例如,考虑 ObjectOutputStream 类。对于每个基本类型和几种引用类型,其 write 方法都有变体。这些变体都有不同的名称,而不是重载 write 方法,例如 `writeBoolean(boolean)`、`writeInt(int)` 和 `writeLong(long)`。与重载相比,这种命名模式的另一个好处是,可以为 read 方法提供相应的名称,例如 `readBoolean()`、`readInt()` 和 `readLong()`。ObjectInputStream 类实际上也提供了这样的读方法。
For constructors, you don’t have the option of using different names: multiple constructors for a class are always overloaded. You do, in many cases, have the option of exporting static factories instead of constructors (Item 1). Also, with constructors you don’t have to worry about interactions between overloading and overriding, because constructors can’t be overridden. You will probably have occasion to export multiple constructors with the same number of parameters, so it pays to know how to do it safely.

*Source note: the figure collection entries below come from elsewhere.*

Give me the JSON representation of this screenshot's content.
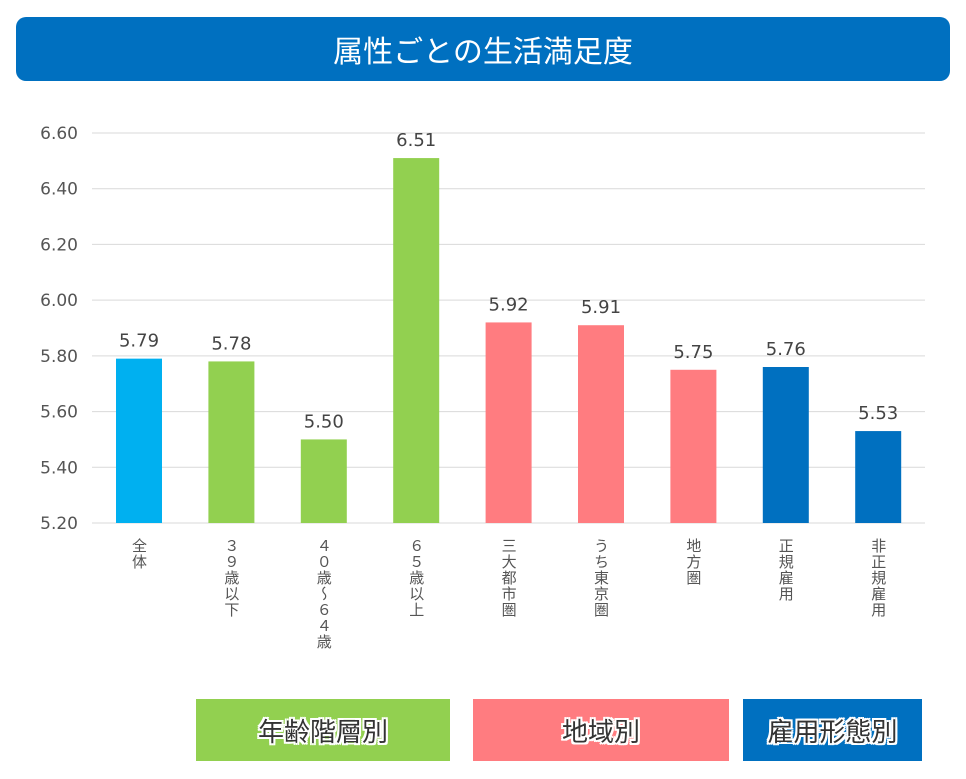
{
  "chart_data": {
    "type": "bar",
    "title": "属性ごとの生活満足度",
    "categories": [
      "全体",
      "３９歳以下",
      "４０歳～６４歳",
      "６５歳以上",
      "三大都市圏",
      "うち東京圏",
      "地方圏",
      "正規雇用",
      "非正規雇用"
    ],
    "values": [
      5.79,
      5.78,
      5.5,
      6.51,
      5.92,
      5.91,
      5.75,
      5.76,
      5.53
    ],
    "value_labels": [
      "5.79",
      "5.78",
      "5.50",
      "6.51",
      "5.92",
      "5.91",
      "5.75",
      "5.76",
      "5.53"
    ],
    "bar_colors": [
      "#00B0F0",
      "#92D050",
      "#92D050",
      "#92D050",
      "#FF7C80",
      "#FF7C80",
      "#FF7C80",
      "#0070C0",
      "#0070C0"
    ],
    "ylim": [
      5.2,
      6.6
    ],
    "yticks": [
      "5.20",
      "5.40",
      "5.60",
      "5.80",
      "6.00",
      "6.20",
      "6.40",
      "6.60"
    ],
    "grid": true,
    "groups": [
      {
        "label": "年齢階層別",
        "color": "#92D050"
      },
      {
        "label": "地域別",
        "color": "#FF7C80"
      },
      {
        "label": "雇用形態別",
        "color": "#0070C0"
      }
    ]
  }
}
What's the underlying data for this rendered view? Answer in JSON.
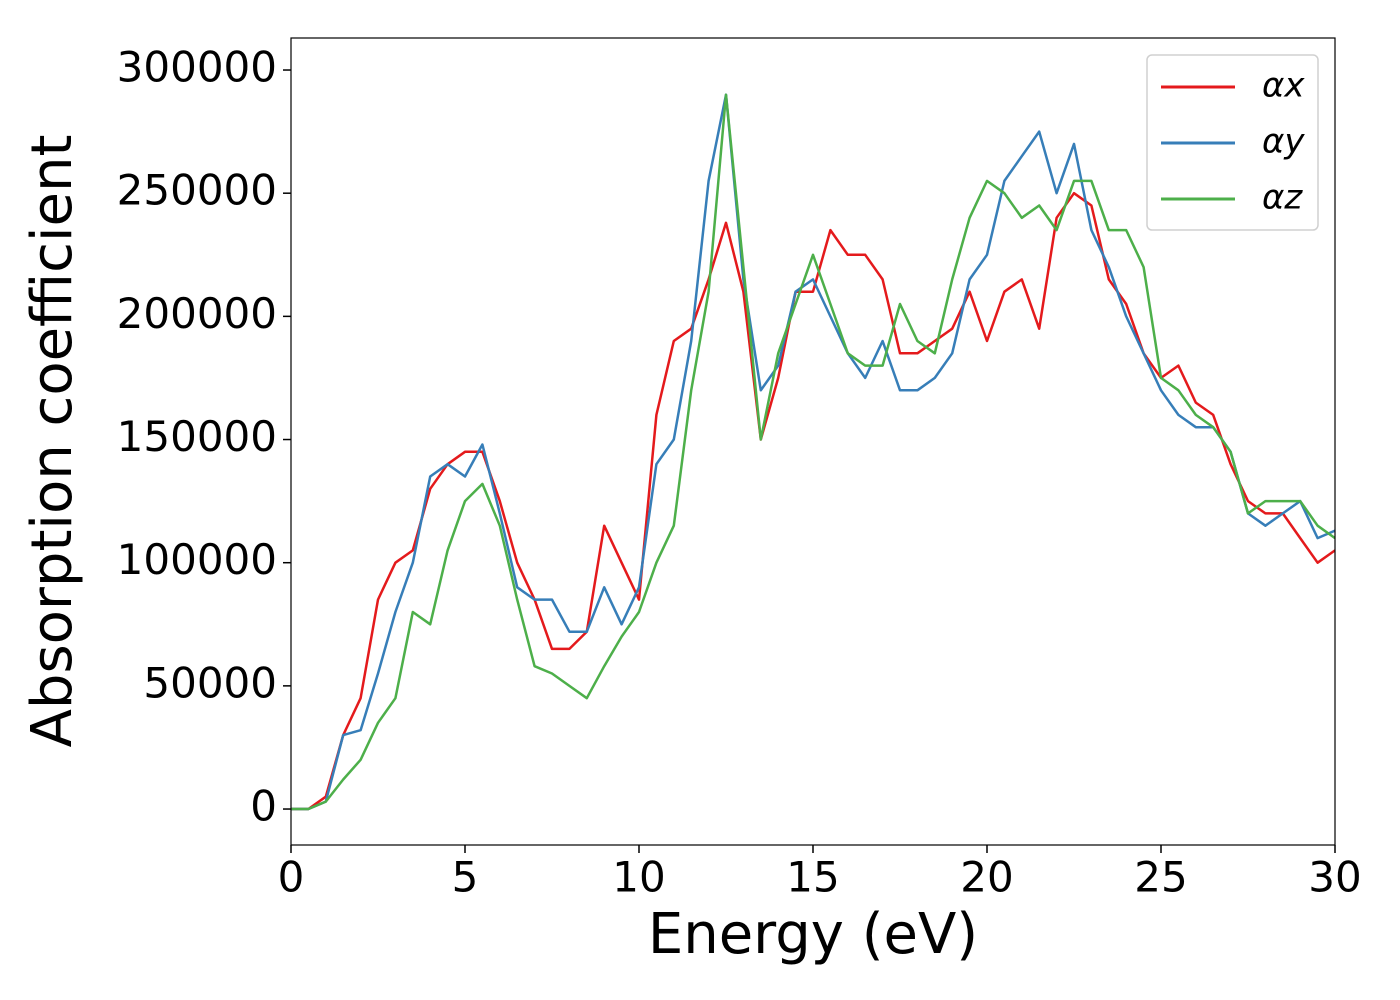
{
  "chart_data": {
    "type": "line",
    "xlabel": "Energy (eV)",
    "ylabel": "Absorption coefficient",
    "x": [
      0,
      0.5,
      1,
      1.5,
      2,
      2.5,
      3,
      3.5,
      4,
      4.5,
      5,
      5.5,
      6,
      6.5,
      7,
      7.5,
      8,
      8.5,
      9,
      9.5,
      10,
      10.5,
      11,
      11.5,
      12,
      12.5,
      13,
      13.5,
      14,
      14.5,
      15,
      15.5,
      16,
      16.5,
      17,
      17.5,
      18,
      18.5,
      19,
      19.5,
      20,
      20.5,
      21,
      21.5,
      22,
      22.5,
      23,
      23.5,
      24,
      24.5,
      25,
      25.5,
      26,
      26.5,
      27,
      27.5,
      28,
      28.5,
      29,
      29.5,
      30
    ],
    "series": [
      {
        "name": "αx",
        "color": "#e41a1c",
        "values": [
          0,
          0,
          5000,
          30000,
          45000,
          85000,
          100000,
          105000,
          130000,
          140000,
          145000,
          145000,
          125000,
          100000,
          85000,
          65000,
          65000,
          72000,
          115000,
          100000,
          85000,
          160000,
          190000,
          195000,
          215000,
          238000,
          210000,
          150000,
          175000,
          210000,
          210000,
          235000,
          225000,
          225000,
          215000,
          185000,
          185000,
          190000,
          195000,
          210000,
          190000,
          210000,
          215000,
          195000,
          240000,
          250000,
          245000,
          215000,
          205000,
          185000,
          175000,
          180000,
          165000,
          160000,
          140000,
          125000,
          120000,
          120000,
          110000,
          100000,
          105000
        ]
      },
      {
        "name": "αy",
        "color": "#377eb8",
        "values": [
          0,
          0,
          3000,
          30000,
          32000,
          55000,
          80000,
          100000,
          135000,
          140000,
          135000,
          148000,
          120000,
          90000,
          85000,
          85000,
          72000,
          72000,
          90000,
          75000,
          90000,
          140000,
          150000,
          190000,
          255000,
          290000,
          215000,
          170000,
          180000,
          210000,
          215000,
          200000,
          185000,
          175000,
          190000,
          170000,
          170000,
          175000,
          185000,
          215000,
          225000,
          255000,
          265000,
          275000,
          250000,
          270000,
          235000,
          220000,
          200000,
          185000,
          170000,
          160000,
          155000,
          155000,
          145000,
          120000,
          115000,
          120000,
          125000,
          110000,
          113000
        ]
      },
      {
        "name": "αz",
        "color": "#4daf4a",
        "values": [
          0,
          0,
          3000,
          12000,
          20000,
          35000,
          45000,
          80000,
          75000,
          105000,
          125000,
          132000,
          115000,
          85000,
          58000,
          55000,
          50000,
          45000,
          58000,
          70000,
          80000,
          100000,
          115000,
          170000,
          210000,
          290000,
          220000,
          150000,
          185000,
          205000,
          225000,
          205000,
          185000,
          180000,
          180000,
          205000,
          190000,
          185000,
          215000,
          240000,
          255000,
          250000,
          240000,
          245000,
          235000,
          255000,
          255000,
          235000,
          235000,
          220000,
          175000,
          170000,
          160000,
          155000,
          145000,
          120000,
          125000,
          125000,
          125000,
          115000,
          110000
        ]
      }
    ],
    "xlim": [
      0,
      30
    ],
    "xticks": [
      0,
      5,
      10,
      15,
      20,
      25,
      30
    ],
    "ylim": [
      -14600,
      313000
    ],
    "yticks": [
      0,
      50000,
      100000,
      150000,
      200000,
      250000,
      300000
    ],
    "legend": "upper right"
  }
}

对于构造函数,你没有使用不同名称的机会:一个类的多个构造函数只能重载。在很多情况下,你可以选择导出静态工厂而不是构造函数([Item-1](/Chapter-2/Chapter-2-Item-1-Consider-static-factory-methods-instead-of-constructors.md))。你可能会有机会导出具有相同数量参数的多个构造函数,因此知道如何安全地执行是有必要的。
Exporting multiple overloadings with the same number of parameters is unlikely to confuse programmers if it is always clear which overloading will apply to any given set of actual parameters. This is the case when at least one corresponding formal parameter in each pair of overloadings has a “radically different” type in the two overloadings. Two types are radically different if it is clearly impossible to cast any non-null expression to both types. Under these circumstances, which overloading applies to a given set of actual parameters is fully determined by the runtime types of the parameters and cannot be affected by their compile-time types, so a major source of confusion goes away. For example, ArrayList has one constructor that takes an int and a second constructor that takes a Collection. It is hard to imagine any confusion over which of these two constructors will be invoked under any circumstances.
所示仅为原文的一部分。